A vector database is a purpose-built data management system that indexes and stores data as high-dimensional mathematical vectors, known as embeddings. Unlike traditional databases that rely on exact keyword matches or structured queries, a vector database enables semantic similarity search by calculating the distance between vectors in a multi-dimensional space. This allows the system to retrieve information based on conceptual meaning rather than literal text overlap, making it the foundational infrastructure for modern AI applications like Retrieval-Augmented Generation (RAG) and recommendation engines.
Glossary
Vector Database

What is a Vector Database?
A vector database is a specialized database system purpose-built to store, index, and query high-dimensional vector embeddings for fast semantic similarity search at scale.
The core mechanism relies on Approximate Nearest Neighbor (ANN) algorithms, such as HNSW or FAISS, to rapidly query billions of vectors without exhaustive comparison. By organizing embeddings into efficient graph structures or compressed indexes using techniques like Product Quantization (PQ), vector databases overcome the curse of dimensionality to deliver low-latency results. They serve as the long-term memory backend for large language models, enabling agents to ground responses in proprietary enterprise data and perform hybrid search by fusing dense vector results with sparse keyword retrieval.
Core Characteristics of Vector Databases
Vector databases are purpose-built data management systems engineered to store, index, and query high-dimensional vector embeddings at scale. Unlike traditional databases that excel at exact matches, these systems perform similarity search—finding the nearest neighbors in a semantic space—enabling applications from recommendation engines to retrieval-augmented generation.
High-Dimensional Indexing
The fundamental capability that distinguishes vector databases from traditional relational or document stores. Rather than indexing scalar values for exact lookups, vector databases construct specialized data structures—such as Hierarchical Navigable Small Worlds (HNSW) graphs or Inverted File (IVF) indexes—that partition the embedding space into navigable regions. These structures enable sub-linear time complexity during retrieval, avoiding the brute-force O(n) cost of comparing a query vector against every stored embedding. The index is built once during insertion and queried repeatedly, trading increased memory footprint and build time for millisecond-range latency at query time.
CRUD with Vector Payloads
Vector databases extend standard Create, Read, Update, and Delete operations to handle embeddings alongside associated metadata payloads. Each vector is stored with a payload—structured JSON containing attributes like timestamps, categories, or source URLs. This enables filtered vector search, where similarity queries are constrained by metadata predicates (e.g., 'find similar products in the electronics category priced under $500'). The database executes a two-phase operation: first applying attribute filters to narrow the candidate set, then performing ANN search within the filtered subset. Efficient implementations fuse these steps to avoid scanning the entire collection.
Quantization for Memory Efficiency
Storing raw 32-bit floating-point vectors for billion-scale collections demands terabytes of RAM. Vector databases employ quantization techniques to compress embeddings while preserving semantic fidelity:
- Product Quantization (PQ): Decomposes vectors into sub-vectors, clusters each subspace independently, and stores only the nearest centroid IDs. Achieves 4-8x compression.
- Scalar Quantization (SQ): Converts 32-bit floats to 8-bit integers per dimension. Simpler than PQ with 4x compression and minimal recall loss.

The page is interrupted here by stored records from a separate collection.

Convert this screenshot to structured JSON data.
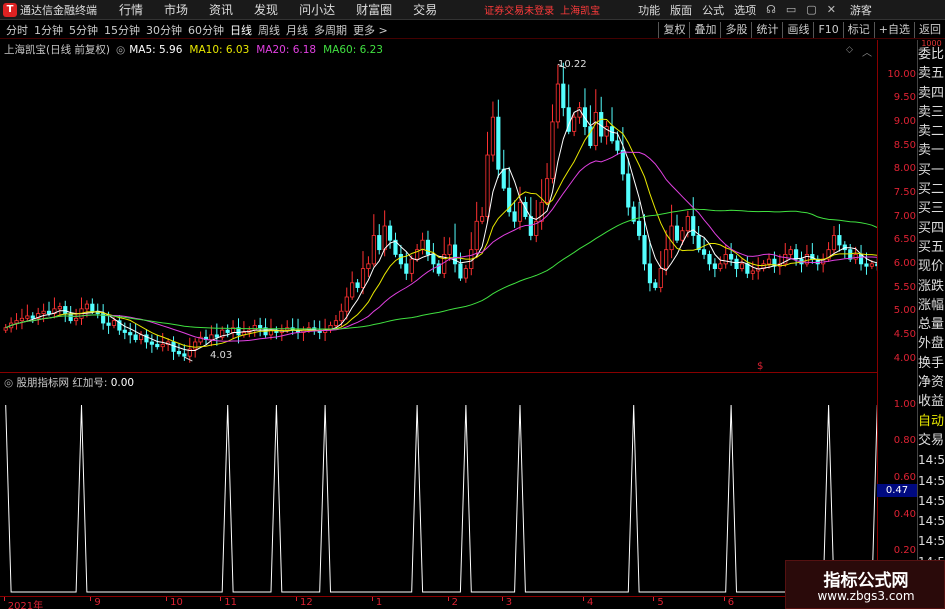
{
  "menubar": {
    "app_title": "通达信金融终端",
    "items": [
      "行情",
      "市场",
      "资讯",
      "发现",
      "问小达",
      "财富圈",
      "交易"
    ],
    "login_tip": "证券交易未登录",
    "login_stock": "上海凯宝",
    "right_items": [
      "功能",
      "版面",
      "公式",
      "选项"
    ],
    "guest": "游客"
  },
  "periodbar": {
    "periods": [
      "分时",
      "1分钟",
      "5分钟",
      "15分钟",
      "30分钟",
      "60分钟",
      "日线",
      "周线",
      "月线",
      "多周期",
      "更多 >"
    ],
    "active_period": "日线",
    "tools": [
      "复权",
      "叠加",
      "多股",
      "统计",
      "画线",
      "F10",
      "标记",
      "+自选",
      "返回"
    ]
  },
  "main_chart": {
    "stock_label": "上海凯宝(日线 前复权)",
    "ma": [
      {
        "label": "MA5: 5.96",
        "color": "#ffffff"
      },
      {
        "label": "MA10: 6.03",
        "color": "#e8e800"
      },
      {
        "label": "MA20: 6.18",
        "color": "#e040e0"
      },
      {
        "label": "MA60: 6.23",
        "color": "#40e040"
      }
    ],
    "max_label": "10.22",
    "min_label": "4.03",
    "marker": "$"
  },
  "sub_chart": {
    "title": "股朋指标网 红加号:",
    "value": "0.00",
    "cursor_value": "0.47"
  },
  "right_panel": {
    "top_label": "1000",
    "items": [
      "委比",
      "卖五",
      "卖四",
      "卖三",
      "卖二",
      "卖一",
      "买一",
      "买二",
      "买三",
      "买四",
      "买五",
      "现价",
      "涨跌",
      "涨幅",
      "总量",
      "外盘",
      "换手",
      "净资",
      "收益",
      "自动",
      "交易"
    ],
    "times": [
      "14:56",
      "14:56",
      "14:56",
      "14:56",
      "14:56",
      "14:56"
    ]
  },
  "watermark": {
    "title": "指标公式网",
    "url": "www.zbgs3.com"
  },
  "chart_data": [
    {
      "type": "candlestick",
      "y_ticks": [
        "10.00",
        "9.50",
        "9.00",
        "8.50",
        "8.00",
        "7.50",
        "7.00",
        "6.50",
        "6.00",
        "5.50",
        "5.00",
        "4.50",
        "4.00"
      ],
      "ylim": [
        3.8,
        10.35
      ],
      "x_labels": [
        "2021年",
        "9",
        "10",
        "11",
        "12",
        "1",
        "2",
        "3",
        "4",
        "5",
        "6",
        "8"
      ],
      "x_index": [
        0,
        16,
        30,
        40,
        54,
        68,
        82,
        92,
        107,
        120,
        133,
        160
      ],
      "close": [
        4.65,
        4.75,
        4.8,
        4.85,
        4.9,
        4.85,
        4.95,
        5.0,
        4.95,
        5.05,
        5.1,
        4.95,
        4.8,
        4.85,
        5.05,
        5.15,
        5.0,
        4.95,
        4.75,
        4.7,
        4.8,
        4.6,
        4.55,
        4.5,
        4.4,
        4.5,
        4.35,
        4.3,
        4.25,
        4.3,
        4.35,
        4.15,
        4.1,
        4.05,
        4.2,
        4.35,
        4.45,
        4.4,
        4.5,
        4.45,
        4.6,
        4.55,
        4.65,
        4.5,
        4.55,
        4.6,
        4.7,
        4.65,
        4.5,
        4.6,
        4.55,
        4.6,
        4.65,
        4.6,
        4.55,
        4.6,
        4.65,
        4.6,
        4.55,
        4.6,
        4.7,
        4.8,
        5.0,
        5.3,
        5.6,
        5.5,
        5.9,
        6.0,
        6.6,
        6.3,
        6.8,
        6.5,
        6.2,
        6.0,
        5.8,
        6.1,
        6.3,
        6.5,
        6.2,
        6.0,
        5.8,
        6.2,
        6.4,
        6.0,
        5.7,
        5.9,
        6.3,
        6.9,
        7.0,
        8.3,
        9.1,
        8.0,
        7.6,
        7.1,
        6.9,
        7.3,
        7.0,
        6.6,
        6.9,
        7.3,
        7.8,
        9.0,
        9.8,
        9.3,
        8.8,
        9.1,
        9.3,
        8.9,
        8.5,
        9.2,
        8.7,
        8.9,
        8.6,
        8.4,
        7.9,
        7.2,
        6.9,
        6.6,
        6.0,
        5.6,
        5.5,
        5.9,
        6.3,
        6.8,
        6.5,
        6.7,
        7.0,
        6.6,
        6.3,
        6.2,
        6.0,
        5.9,
        6.0,
        6.2,
        6.1,
        5.9,
        6.0,
        5.8,
        5.85,
        5.9,
        6.0,
        6.1,
        5.95,
        6.0,
        6.2,
        6.3,
        6.1,
        6.0,
        6.2,
        6.1,
        6.0,
        6.1,
        6.3,
        6.6,
        6.4,
        6.3,
        6.1,
        6.2,
        6.0,
        5.95,
        6.0,
        5.96
      ]
    },
    {
      "type": "line",
      "name": "红加号",
      "ylim": [
        0,
        1.08
      ],
      "y_ticks": [
        "1.00",
        "0.80",
        "0.60",
        "0.40",
        "0.20"
      ],
      "spikes_at": [
        0,
        14,
        41,
        50,
        59,
        76,
        85,
        95,
        116,
        134,
        152,
        161
      ]
    }
  ]
}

- Binary Quantization: Reduces each dimension to a single bit. Extreme compression (32x) suitable for high-throughput, lower-accuracy scenarios. These techniques enable in-memory search over datasets that would otherwise require disk-based storage, maintaining sub-10ms latency.
Vector Database vs. Traditional Database
A feature-level comparison of purpose-built vector databases against traditional relational and NoSQL systems for semantic similarity search workloads.
| Feature | Vector Database | Relational (SQL) | Document (NoSQL) |
|---|---|---|---|
Data Model | High-dimensional vectors | Rows and columns | JSON documents |
Indexing Method | ANN (HNSW, IVF, PQ) | B-tree, Hash | B-tree, Inverted |
Query Type | Similarity (k-NN) | Exact match, JOIN | Key-value, filter |
Similarity Metrics | Cosine, Dot Product, L2 | ||
Approximate Search | |||
Billion-Scale Retrieval | |||
Latency (1M vectors) | < 10 ms | ||
ACID Transactions |
Frequently Asked Questions
Addressing the most common technical and architectural questions about vector databases, their operational mechanics, and their role in modern AI infrastructure.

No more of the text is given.